Dr. Auerbach: In the FIRM study, when we monitored Hb and transferrin levels five weeks from baseline and there was no difference between patients treated with FCM or ferumoxytol.

Dr. Boccia: And that is only at five weeks. To answer the clinically important questions that would guide our therapy choice in this population, we also need trials with longer follow-up. The cutoff for follow-up in these studies ranges from 35 to 50 days.

If we measure the levels at a fairly short interval, are those numbers going to be reflective of true iron stores? Or, has the iron restoration not completely occurred yet? I would like to have data through six months of follow-up to see when patients required retreatment with iron. Without those data, all we can do is speculate about the differences between doses.
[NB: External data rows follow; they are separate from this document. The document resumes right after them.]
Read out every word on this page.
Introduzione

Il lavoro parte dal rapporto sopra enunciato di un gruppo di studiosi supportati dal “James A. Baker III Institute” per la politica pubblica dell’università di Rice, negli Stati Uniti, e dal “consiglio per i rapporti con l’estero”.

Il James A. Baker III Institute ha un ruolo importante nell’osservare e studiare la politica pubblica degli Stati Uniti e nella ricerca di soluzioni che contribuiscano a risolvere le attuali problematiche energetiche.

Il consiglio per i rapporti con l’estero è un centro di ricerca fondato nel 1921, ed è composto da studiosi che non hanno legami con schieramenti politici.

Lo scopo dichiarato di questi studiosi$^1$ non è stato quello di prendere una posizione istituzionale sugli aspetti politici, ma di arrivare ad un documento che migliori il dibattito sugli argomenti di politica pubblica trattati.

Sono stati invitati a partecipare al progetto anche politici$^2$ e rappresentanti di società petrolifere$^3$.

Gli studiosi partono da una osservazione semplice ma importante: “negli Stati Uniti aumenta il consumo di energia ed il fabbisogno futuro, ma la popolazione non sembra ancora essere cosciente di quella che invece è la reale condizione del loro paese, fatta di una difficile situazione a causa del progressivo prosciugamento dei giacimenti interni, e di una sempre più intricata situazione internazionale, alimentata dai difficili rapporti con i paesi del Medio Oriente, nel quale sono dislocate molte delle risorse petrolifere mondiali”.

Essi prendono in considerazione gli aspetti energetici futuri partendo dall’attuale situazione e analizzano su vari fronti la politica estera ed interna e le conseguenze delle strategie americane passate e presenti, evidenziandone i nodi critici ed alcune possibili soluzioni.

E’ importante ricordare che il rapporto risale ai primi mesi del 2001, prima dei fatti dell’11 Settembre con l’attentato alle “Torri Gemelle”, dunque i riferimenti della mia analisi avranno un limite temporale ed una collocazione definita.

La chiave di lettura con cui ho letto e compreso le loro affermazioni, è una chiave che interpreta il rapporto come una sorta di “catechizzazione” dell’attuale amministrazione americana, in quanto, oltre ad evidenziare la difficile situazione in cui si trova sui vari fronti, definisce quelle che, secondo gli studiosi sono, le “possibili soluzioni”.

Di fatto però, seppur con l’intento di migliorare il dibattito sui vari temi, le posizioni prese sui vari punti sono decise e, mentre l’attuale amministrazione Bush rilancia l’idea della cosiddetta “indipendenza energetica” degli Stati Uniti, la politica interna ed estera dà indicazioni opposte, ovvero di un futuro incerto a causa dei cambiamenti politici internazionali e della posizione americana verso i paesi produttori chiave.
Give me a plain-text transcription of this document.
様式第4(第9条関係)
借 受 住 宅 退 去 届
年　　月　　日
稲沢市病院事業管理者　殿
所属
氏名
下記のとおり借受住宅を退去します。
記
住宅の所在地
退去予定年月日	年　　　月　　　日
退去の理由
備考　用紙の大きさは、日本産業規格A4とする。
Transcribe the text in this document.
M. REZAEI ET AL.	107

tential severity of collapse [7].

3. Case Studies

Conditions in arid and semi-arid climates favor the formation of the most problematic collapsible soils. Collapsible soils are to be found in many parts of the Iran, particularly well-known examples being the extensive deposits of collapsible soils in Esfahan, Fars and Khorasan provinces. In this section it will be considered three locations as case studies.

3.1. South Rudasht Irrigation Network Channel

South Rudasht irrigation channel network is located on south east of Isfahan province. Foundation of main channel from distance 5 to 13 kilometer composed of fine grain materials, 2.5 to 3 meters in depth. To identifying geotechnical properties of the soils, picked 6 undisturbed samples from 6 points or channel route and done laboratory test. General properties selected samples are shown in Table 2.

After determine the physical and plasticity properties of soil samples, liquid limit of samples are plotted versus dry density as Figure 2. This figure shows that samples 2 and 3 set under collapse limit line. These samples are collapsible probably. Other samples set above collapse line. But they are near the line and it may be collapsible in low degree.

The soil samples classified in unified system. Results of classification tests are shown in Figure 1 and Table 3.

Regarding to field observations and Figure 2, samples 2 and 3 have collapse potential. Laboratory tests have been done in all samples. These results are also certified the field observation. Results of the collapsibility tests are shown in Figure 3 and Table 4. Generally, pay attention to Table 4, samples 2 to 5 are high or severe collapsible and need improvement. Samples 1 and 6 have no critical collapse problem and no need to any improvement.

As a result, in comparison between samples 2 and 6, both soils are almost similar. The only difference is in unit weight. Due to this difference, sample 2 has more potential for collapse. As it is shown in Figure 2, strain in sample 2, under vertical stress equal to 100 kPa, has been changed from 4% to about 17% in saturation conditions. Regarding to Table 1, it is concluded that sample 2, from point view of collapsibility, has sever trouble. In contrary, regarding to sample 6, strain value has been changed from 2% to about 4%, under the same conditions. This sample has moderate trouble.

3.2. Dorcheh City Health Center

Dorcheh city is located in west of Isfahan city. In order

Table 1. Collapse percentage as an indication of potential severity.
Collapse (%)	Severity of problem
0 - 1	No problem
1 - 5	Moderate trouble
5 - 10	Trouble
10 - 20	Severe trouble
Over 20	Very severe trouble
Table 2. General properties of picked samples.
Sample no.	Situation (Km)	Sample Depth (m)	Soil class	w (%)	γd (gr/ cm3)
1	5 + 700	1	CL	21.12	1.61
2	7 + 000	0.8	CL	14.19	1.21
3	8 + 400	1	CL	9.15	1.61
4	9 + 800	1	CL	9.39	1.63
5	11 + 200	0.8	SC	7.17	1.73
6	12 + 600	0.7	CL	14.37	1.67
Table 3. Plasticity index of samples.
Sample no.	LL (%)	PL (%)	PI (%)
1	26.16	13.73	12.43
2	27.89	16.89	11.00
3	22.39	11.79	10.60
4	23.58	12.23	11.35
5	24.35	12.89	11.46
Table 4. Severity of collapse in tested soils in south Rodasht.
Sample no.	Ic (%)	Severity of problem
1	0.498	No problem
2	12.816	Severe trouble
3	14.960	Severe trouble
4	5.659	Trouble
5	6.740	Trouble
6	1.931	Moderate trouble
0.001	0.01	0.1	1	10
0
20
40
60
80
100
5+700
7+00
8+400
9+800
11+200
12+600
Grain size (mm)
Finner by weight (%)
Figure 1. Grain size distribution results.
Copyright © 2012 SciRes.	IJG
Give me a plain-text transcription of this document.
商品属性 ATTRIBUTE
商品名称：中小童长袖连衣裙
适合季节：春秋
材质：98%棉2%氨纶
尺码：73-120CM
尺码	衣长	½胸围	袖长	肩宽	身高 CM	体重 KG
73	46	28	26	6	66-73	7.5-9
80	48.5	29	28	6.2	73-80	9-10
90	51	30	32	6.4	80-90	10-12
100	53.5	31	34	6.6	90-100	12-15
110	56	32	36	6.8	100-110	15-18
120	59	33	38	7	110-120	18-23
Dr. Auerbach: That’s an extremely important question, but, unfortunately, I’m not sure that we are going to get those data. I can’t recall anything in the existing literature to support or refute that claim.

I think our only disagreement about the optimal method of administering IV iron is whether this huge cost differential is a compelling argument to use one formulation over another. Outside of the U.S., I imagine that we would both agree that pregnant women in the second and third trimester who have iron deficiency or iron-deficiency anemia should receive IV iron and not oral iron – mostly to protect fetal brain growth and development. Future trials that consider cost-effectiveness and duration of response should provide us with more data to guide these decisions.

References

  1. Auerbach M. Commentary: Iron deficiency of pregnancy – a new approach involving intravenous iron. Reprod Health. 2018;15(suppl 1):96.
  2. Zhao G, Xu G, Zhou M, et al. Prenatal iron supplementation reduces maternal anemia, iron deficiency, and iron deficiency anemia in a randomized clinical trial in rural China, but iron deficiency remains widespread in mothers and neonates. J Nutr. 2015;145:1916-23.
  3. Congdon E, Westerlung A, Algarin C, et al. Iron deficiency in infancy is associated with altered neural correlates of recognition memory at 10 years. J Peds. 2012;160:1027-3.
  4. U.S. Food and Drug Administration. FDA Drug Safety Communication: FDA strengthens warnings and changes prescribing instructions to decrease the risk of serious allergic reactions with anemia drug Feraheme (ferumoxytol). Accessed September 9, 2018, from https://www.fda.gov/Drugs/DrugSafety/ucm440138.htm.
  5. Adkinson NF, Strauss WE, Macdougall I, et al. Comparative safety of intravenous ferumoxytol versus ferric carboxymaltose in iron deficiency anemia: a randomized trial. Am J Hematol. 2018;93:683-90.